Other artistic areas in which Loren has begun pushing boundaries include film versions of live performances, along the lines of MET on Demand in New York. In addition, recognizing that the development of new audiences is an important part of her role, particularly in a new city, she’s keen to produce a Spanish language tango opera by Astor Piazzolla, Maria de Buenos Aires.

But pandemics don’t last forever. So what are likely to be the enduring impacts of our current situation on what has, for centuries, been an intimate experience between audiences and performers?

“There is something wonderfully magical that happens when performers and audiences exchange energy over the course of an evening. The digital component of what we’re doing now will be part of what every company looks like in the years to come, but it is never going to be a full-time replacement for live performance.”

And what would the E. Loren Meeker of 2020, facing a mountain of new challenges in a new city, tell her younger self, were she able to go back in time and spend a few moments sharing the wisdom she’s accumulated over all those productions?

“Learn to play the piano. If there’s one instrument that helps unravel the operatic world, it’s piano. I’d also say to just breathe; you’re going to be successful. Just breathe. I’d also tell that young woman to layer on some additional skills like languages. But I have to say that I expect I’ll always be on a learning curve, even though I’m happy right now with who I am and where I am.”

And so, in the end, for Loren this is all about delivering on a new artistic challenge for her adopted hometown, and doing it (for now anyway) in the midst of a society bereft of normalcy. Like the job wasn’t going to hard enough already.

“We’re doing a lot of building in San Antonio right now. My goal is to spread awareness and make sure everything is produced with as much artistic quality and as excitingly as possible. I want people to know that opera is for everyone. If you haven’t had the opportunity to go yet, you’ll be surprised at how approachable and versatile it is. There’s something for everyone—dancing, fighting, acting, fabulous artistry. I’m here for the hard sell, and part of that is getting the word out, presenting opportunities to people.”

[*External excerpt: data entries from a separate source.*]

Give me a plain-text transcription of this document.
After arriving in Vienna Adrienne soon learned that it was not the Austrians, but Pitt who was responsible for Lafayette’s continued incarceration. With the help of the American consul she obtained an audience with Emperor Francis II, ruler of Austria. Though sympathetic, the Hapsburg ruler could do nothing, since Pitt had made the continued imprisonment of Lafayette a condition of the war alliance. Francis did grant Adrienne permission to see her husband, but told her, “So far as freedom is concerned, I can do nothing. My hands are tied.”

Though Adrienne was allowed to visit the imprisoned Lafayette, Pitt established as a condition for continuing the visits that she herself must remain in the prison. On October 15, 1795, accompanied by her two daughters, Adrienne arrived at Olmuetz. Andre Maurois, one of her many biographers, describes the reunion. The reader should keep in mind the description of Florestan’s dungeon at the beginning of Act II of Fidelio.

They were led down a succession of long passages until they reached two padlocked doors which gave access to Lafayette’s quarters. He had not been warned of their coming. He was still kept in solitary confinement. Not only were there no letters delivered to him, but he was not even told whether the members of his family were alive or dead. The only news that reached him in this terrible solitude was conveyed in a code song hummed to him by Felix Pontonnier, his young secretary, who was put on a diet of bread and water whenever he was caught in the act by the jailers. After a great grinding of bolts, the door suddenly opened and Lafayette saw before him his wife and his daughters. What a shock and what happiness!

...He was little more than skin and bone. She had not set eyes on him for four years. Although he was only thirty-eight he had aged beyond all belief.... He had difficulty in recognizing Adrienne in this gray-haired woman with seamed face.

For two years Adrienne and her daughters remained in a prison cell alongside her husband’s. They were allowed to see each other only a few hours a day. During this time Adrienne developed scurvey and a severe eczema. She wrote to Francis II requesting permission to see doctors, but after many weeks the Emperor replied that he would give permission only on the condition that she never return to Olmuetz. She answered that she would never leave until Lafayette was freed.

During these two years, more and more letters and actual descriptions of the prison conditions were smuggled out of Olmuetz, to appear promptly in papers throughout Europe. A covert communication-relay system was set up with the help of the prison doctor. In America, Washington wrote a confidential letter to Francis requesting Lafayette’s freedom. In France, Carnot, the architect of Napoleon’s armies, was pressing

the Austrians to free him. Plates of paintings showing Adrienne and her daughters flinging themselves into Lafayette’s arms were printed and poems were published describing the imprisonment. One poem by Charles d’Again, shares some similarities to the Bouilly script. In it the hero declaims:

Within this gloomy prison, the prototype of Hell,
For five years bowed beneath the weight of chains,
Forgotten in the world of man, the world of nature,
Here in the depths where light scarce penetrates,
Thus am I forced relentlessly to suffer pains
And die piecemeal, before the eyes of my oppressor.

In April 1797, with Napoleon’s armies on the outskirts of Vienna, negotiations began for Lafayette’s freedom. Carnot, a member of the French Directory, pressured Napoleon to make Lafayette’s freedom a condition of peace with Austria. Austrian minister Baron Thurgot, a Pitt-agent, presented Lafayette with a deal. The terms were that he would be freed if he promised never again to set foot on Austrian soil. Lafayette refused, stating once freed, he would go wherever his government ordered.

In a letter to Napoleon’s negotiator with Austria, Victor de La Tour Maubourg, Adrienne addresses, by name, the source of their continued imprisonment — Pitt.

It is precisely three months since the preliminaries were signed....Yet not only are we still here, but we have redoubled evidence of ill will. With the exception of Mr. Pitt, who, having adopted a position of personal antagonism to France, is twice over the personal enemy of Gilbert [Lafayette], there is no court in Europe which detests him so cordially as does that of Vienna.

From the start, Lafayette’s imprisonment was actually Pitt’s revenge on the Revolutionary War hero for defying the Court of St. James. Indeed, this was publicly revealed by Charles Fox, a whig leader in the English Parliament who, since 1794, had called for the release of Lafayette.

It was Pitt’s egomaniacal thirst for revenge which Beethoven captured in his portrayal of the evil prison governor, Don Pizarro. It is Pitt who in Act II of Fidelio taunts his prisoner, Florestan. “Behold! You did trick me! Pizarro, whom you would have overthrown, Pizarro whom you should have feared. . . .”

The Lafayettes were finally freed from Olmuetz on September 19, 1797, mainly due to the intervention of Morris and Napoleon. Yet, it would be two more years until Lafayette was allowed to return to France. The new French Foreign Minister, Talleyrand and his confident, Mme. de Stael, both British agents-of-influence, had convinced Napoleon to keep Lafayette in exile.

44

It’s an enormous challenge for sure, though by no means Loren’s first. But the final irony in all this may be that the young woman who steered herself away from acting for fear of openness and vulnerability may, in the end, turn out to be the one who imbues the emerging San Antonio operatic community with precisely those characteristics.

In Puccini’s great opera, Tosca, the heroine Floria Tosca sings the memorable words:


“I have lived for art, I have lived for love . . . offered songs to the stars and to heaven, which thus did shine with more beauty.”


With hard work, a little luck, and the enthusiastic embrace of a welcoming new community, E. Loren Meeker may produce a bit more of that beauty right here in central Texas.